Educator Experiences
Minnesota teachers who responded to our survey emphasized that they thought the state standards on Reconstruction did not present a substantial barrier to teaching the topic. The biggest challenge they reported was time. To devote sufficient attention to teaching a comprehensive history of Reconstruction many teachers found they had to take time away from other topics. As Mark Kraker, a teacher from Vadnais Heights, explained, “Reconstruction is one of those time periods where I feel I could easily spend an entire year delving into it.”
Some teachers have found ways to include the Zinn Education Project’s Reconstructing the South lesson into their curricula. Charlie Carr, a high school social studies teacher in Plymouth, explained that in response to the role play, students “began to think about just how challenging this time period was and I think gained a better understanding of why this era needs to be studied closer and revisited throughout our year of U.S. history together.”
Joshua Watne, a middle school teacher in Thief River Falls, led his U.S. history class in the ZEP’s Make Reconstruction Visible mapping project. Watne’s students researched Reconstruction era people and places connected to Minnesota and added them to the interactive map. They unearthed stories that had long been under-studied, learning not only the history of Reconstruction but also just how much of that history is left out of standard lessons and textbooks.
Assessment
Minnesota’s current Reconstruction standards are vague and insufficient. They lack specifics (for example, no mention of the Freedmen’s Bureau), focus on national politics, and do not center Black agency and activism as the driving force of Reconstruction. There is also no mention of white supremacist terrorism or disenfranchisement. More positively, the grade 7 standards emphasize learning about the effects of the Civil War on varied groups, while the high school standards focus on the “successes and failures of Reconstruction” and how they shaped “freedom and equality across the nation.”

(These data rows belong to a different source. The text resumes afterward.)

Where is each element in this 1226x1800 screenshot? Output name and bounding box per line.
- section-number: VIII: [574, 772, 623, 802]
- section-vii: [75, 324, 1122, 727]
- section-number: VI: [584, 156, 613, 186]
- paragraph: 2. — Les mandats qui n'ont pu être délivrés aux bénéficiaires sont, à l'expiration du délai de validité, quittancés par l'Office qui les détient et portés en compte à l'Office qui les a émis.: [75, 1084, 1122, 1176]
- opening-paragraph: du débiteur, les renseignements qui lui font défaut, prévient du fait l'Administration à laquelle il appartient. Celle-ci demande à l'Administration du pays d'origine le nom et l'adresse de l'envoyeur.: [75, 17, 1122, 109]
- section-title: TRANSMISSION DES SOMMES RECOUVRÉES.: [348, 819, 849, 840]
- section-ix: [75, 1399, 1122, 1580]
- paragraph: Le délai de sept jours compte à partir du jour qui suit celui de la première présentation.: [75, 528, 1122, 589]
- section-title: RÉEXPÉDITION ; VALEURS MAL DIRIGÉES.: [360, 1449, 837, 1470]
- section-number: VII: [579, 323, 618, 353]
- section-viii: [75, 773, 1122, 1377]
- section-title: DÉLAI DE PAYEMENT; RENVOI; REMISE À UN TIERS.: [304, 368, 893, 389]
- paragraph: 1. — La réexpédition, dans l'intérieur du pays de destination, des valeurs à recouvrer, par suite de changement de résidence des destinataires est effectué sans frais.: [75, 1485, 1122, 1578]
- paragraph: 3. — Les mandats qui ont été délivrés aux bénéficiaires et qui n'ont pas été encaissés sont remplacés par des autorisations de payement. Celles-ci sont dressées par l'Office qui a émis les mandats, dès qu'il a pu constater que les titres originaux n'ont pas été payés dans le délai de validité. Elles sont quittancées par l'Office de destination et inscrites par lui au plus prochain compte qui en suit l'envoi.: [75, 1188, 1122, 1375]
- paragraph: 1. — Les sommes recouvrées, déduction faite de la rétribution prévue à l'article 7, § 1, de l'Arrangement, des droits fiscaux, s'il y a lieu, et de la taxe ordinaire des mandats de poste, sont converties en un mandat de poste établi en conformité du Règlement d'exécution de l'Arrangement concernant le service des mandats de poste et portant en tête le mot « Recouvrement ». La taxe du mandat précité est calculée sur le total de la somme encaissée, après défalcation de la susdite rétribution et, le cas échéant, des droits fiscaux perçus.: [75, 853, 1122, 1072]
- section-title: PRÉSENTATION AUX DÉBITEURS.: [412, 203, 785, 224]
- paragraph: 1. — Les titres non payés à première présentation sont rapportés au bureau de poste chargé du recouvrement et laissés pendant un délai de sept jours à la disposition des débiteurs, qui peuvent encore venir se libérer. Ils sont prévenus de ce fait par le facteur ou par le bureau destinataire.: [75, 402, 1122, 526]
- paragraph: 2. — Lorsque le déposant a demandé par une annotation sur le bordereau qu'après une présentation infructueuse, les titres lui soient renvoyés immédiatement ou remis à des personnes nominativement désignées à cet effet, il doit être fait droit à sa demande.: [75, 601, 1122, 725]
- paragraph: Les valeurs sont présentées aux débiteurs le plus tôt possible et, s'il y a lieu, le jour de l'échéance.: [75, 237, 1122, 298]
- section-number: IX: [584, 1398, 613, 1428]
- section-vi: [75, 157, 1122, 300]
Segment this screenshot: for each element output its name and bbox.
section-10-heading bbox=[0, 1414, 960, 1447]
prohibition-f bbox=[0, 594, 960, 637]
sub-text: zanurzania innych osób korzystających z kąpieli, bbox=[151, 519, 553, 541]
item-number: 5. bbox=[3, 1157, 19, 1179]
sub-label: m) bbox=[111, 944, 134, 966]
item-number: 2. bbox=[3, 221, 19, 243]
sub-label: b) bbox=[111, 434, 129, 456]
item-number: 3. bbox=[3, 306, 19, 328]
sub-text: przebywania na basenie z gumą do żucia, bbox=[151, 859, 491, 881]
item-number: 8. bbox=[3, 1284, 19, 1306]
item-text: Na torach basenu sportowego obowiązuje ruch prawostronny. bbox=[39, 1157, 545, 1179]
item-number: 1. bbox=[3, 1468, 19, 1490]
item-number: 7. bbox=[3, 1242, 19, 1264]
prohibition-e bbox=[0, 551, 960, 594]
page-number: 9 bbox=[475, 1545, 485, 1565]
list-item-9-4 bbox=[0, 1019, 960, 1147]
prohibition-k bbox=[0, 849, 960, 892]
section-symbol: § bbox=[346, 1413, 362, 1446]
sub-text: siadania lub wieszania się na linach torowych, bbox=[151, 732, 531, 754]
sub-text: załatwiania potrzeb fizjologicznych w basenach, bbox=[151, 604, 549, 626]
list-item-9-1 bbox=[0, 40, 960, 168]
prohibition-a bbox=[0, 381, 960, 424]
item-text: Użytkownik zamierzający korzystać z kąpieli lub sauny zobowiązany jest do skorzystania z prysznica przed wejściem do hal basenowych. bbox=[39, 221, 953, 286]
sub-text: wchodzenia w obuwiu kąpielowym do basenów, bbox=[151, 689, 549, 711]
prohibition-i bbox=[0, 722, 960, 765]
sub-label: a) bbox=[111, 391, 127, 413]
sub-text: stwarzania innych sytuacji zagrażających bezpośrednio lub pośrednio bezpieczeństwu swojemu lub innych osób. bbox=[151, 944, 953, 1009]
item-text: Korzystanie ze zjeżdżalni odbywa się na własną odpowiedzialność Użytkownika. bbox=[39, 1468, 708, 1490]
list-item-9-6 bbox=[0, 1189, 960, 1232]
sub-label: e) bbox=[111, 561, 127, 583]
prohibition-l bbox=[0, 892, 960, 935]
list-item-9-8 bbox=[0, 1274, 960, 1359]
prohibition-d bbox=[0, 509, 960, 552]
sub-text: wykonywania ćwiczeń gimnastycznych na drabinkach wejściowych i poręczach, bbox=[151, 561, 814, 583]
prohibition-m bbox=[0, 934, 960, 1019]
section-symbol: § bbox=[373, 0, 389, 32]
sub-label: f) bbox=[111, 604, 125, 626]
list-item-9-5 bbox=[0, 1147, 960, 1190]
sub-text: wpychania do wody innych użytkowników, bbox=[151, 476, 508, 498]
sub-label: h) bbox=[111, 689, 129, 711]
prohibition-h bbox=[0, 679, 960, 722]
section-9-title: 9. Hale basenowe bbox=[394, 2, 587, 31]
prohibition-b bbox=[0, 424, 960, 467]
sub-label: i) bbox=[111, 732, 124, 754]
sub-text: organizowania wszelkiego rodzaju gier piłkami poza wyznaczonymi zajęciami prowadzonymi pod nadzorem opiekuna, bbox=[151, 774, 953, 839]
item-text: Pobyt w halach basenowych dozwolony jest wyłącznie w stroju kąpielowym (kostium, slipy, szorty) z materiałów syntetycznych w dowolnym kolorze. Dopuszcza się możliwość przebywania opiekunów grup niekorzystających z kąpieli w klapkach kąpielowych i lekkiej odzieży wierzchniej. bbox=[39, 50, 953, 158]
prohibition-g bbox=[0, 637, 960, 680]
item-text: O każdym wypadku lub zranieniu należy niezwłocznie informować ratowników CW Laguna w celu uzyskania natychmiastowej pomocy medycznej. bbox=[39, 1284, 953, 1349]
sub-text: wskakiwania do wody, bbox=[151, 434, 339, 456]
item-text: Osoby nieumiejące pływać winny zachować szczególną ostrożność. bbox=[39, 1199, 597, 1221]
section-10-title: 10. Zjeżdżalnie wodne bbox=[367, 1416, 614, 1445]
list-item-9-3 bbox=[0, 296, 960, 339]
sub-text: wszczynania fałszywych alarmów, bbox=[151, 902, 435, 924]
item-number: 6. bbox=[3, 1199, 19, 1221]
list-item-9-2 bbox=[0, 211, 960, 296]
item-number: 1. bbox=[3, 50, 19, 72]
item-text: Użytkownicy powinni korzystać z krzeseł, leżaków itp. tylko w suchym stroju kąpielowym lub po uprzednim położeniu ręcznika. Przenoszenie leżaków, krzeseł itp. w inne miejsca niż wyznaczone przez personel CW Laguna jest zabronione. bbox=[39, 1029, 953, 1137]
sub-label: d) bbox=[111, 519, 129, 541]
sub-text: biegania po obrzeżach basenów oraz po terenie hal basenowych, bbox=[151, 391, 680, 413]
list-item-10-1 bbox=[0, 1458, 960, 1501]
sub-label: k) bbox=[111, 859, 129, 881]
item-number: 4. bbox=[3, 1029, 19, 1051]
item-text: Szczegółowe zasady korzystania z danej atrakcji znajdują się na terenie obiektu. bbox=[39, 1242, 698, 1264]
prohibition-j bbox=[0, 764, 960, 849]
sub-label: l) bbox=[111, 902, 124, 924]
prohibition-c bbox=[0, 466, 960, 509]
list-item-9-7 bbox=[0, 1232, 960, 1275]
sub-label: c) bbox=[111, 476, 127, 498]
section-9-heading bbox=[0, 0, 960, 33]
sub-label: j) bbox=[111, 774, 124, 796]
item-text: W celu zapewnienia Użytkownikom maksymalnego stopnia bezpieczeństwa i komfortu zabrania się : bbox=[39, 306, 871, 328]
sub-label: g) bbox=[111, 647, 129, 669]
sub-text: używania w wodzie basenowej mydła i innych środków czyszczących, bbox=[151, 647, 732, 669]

The proposed new standards promise a considerable improvement, setting Reconstruction apart from the Civil War, discussing disenfranchisement, and “making sure to connect this history to persistent discrimination and inequity in the present.” These standards could be further improved by adding coverage of Black people’s efforts to define and gain freedom and equality and control their own land and labor.
Teaching Reconstruction effectively requires centering Black people’s struggles to redefine freedom and equality and gain control of their own land and labor during and after the Civil War. Any discussion of Reconstruction must also grapple with the role of white supremacist terrorism in the defeat of Reconstruction and the negative and positive legacies of the era that persist to this day.
In 2022, Republican lawmakers introduced HF2778, a bill that would ban schools from teaching “critical race theory” or providing teachers with related professional development. They also introduced HF3301 to prohibit required instruction related to “critical race theory” — defined in this bill as “the social construction of race and institutionalized racism, and how race intersects with identity, systems, and policies.” Both bills died in committee. In 2023, Republicans failed to pass a similar bill. Still, the introduction of these bills is troubling. Several respondents to our survey expressed concern about the possible chilling effects on classroom education that such bills can have around the country, particularly on discussions of the history and legacies of Reconstruction.